O Presidente da República não concordou com a guerra no Iraque, bem antes de ela se iniciar. As discordâncias e as reservas presidenciais, até quanto à cimeira dos Açores, foram conhecidas cá dentro e lá fora.
Depois, as coisas desenvolveram-se como é sabido – os Estados Unidos não encontraram armas químicas e perderam o rasto de Saddam Hussein.
A guerra, que nas palavras do Papa João Paulo II é sempre uma derrota da humanidade, ficou cada vez mais órfã de uma justificação plausível e cabal.
Mas os militares da GNR foram para o Iraque integrados numa missão internacional –, goste-se ou não, estão lá.
Cada um de nós pode continuar a ter as suas opiniões sobre o sentido da guerra ou sobre a sua falta de sentido. Mas o Presidente da República que é também o comandante supremo das Forças Armadas, não manifesta estados de alma nem exprime posições pessoais – representa o País em todos os momentos, incluindo os menos bons; representa os portugueses em todas as circunstâncias, mesmo aqueles que se encontram em missão oficial no Iraque. Por isso, as suas declarações, esta semana, na Argélia, contra as forças ocupantes do Iraque, foram, no mínimo, imprudentes.

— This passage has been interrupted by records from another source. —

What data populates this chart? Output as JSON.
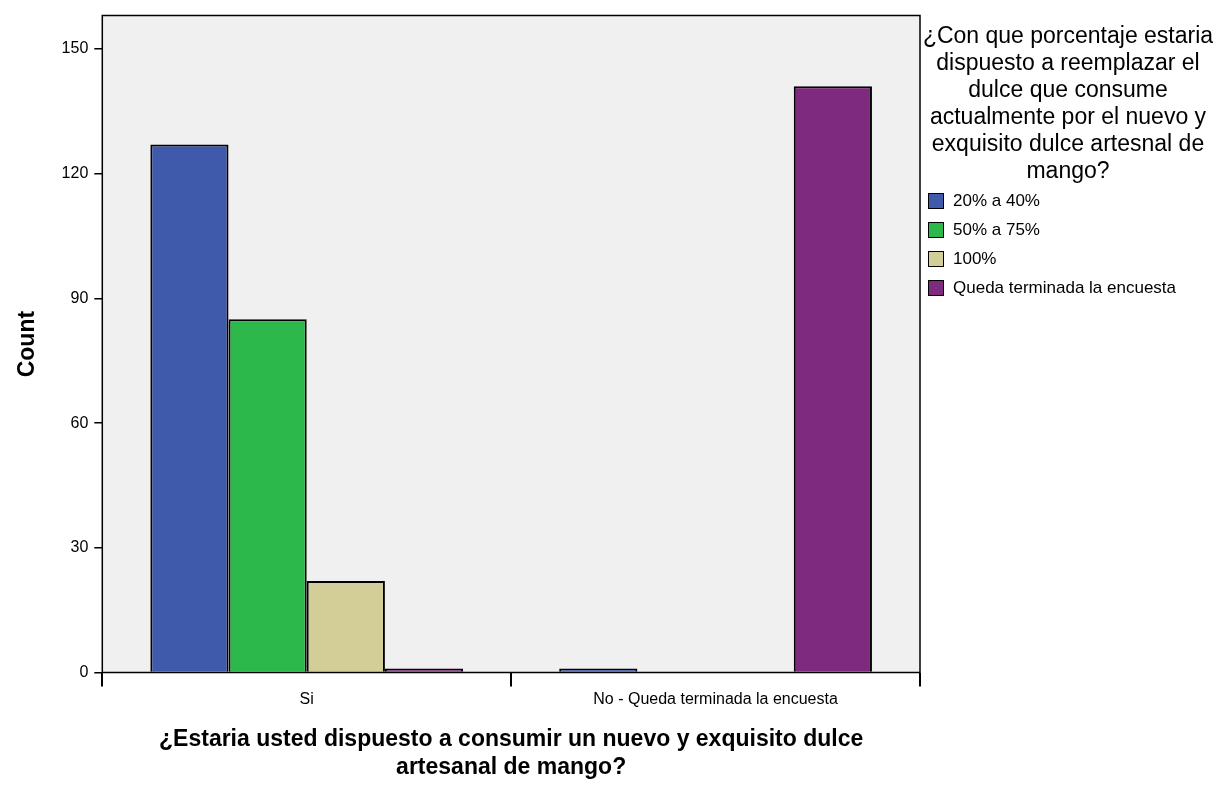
{
  "chart_data": {
    "type": "bar",
    "xlabel": "¿Estaria usted dispuesto a consumir un nuevo y exquisito dulce artesanal de mango?",
    "ylabel": "Count",
    "legend_title": "¿Con que porcentaje estaria dispuesto a reemplazar el dulce que consume actualmente por el nuevo y exquisito dulce artesnal de mango?",
    "categories": [
      "Si",
      "No - Queda terminada la encuesta"
    ],
    "series": [
      {
        "name": "20% a 40%",
        "color": "#3f59ab",
        "values": [
          127,
          1
        ]
      },
      {
        "name": "50% a 75%",
        "color": "#2db84b",
        "values": [
          85,
          0
        ]
      },
      {
        "name": "100%",
        "color": "#d3ce97",
        "values": [
          22,
          0
        ]
      },
      {
        "name": "Queda terminada la encuesta",
        "color": "#7e2a7e",
        "values": [
          1,
          141
        ]
      }
    ],
    "ylim": [
      0,
      158
    ],
    "yticks": [
      0,
      30,
      60,
      90,
      120,
      150
    ],
    "grid": false,
    "legend": "right"
  }
}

A presença de militares portugueses no terreno deveria implicar mais equilíbrio por parte dos principais responsáveis. A leveza de opiniões, em matérias de Estado, em nada contribui para melhorar a qualidade do debate público, coisa de que a democracia portuguesa tanto precisa.
ELOGIO DA DIFERENÇA
O caso da escola de Bragança, cujos pais receavam a inclusão de crianças ciganas, mostra que a sociedade portuguesa tem ainda dificuldade em lidar com a diferença.
Claro que é necessário respeitar a segurança e bem estar de todos, designadamente dos mais jovens, mas não se podem atirar para acima de qualquer etnia os exclusivos e os carimbos da criminalidade.
A actividade criminal em Portugal, toda a espécie de crimes, é levada a cabo por pessoas de todas as comunidades, designadamente pela população portuguesa. O que não se pode nem deve é confundir pessoas em concreto, com a comunidade a que eventualmente pertençam.
A esta generalização, abusiva e perigosa, vai-se somando uma outra, igualmente lamentável – a de que o crime é coisa de pobres. Longe disso. Como se prova por tantos processos que têm ocorrido em Portugal, há muito que a actividade criminal não conhece fronteiras geográficas nem barreiras sociais ou profissionais.
De resto, basta olhar para a nossa História e ver, como em múltiplas ocasiões concedemos por cá (e obtivemos lá fora), o acolhimento indispensável àqueles (ou daqueles) que por serem diferentes não são melhores nem piores.
Esta matriz cultural portuguesa é a melhor defesa contra episódicas manifestações de intolerância, nunca esquecendo que a forma como as sociedades convivem com a diferença representa um autêntico barómetro da sua qualidade humana.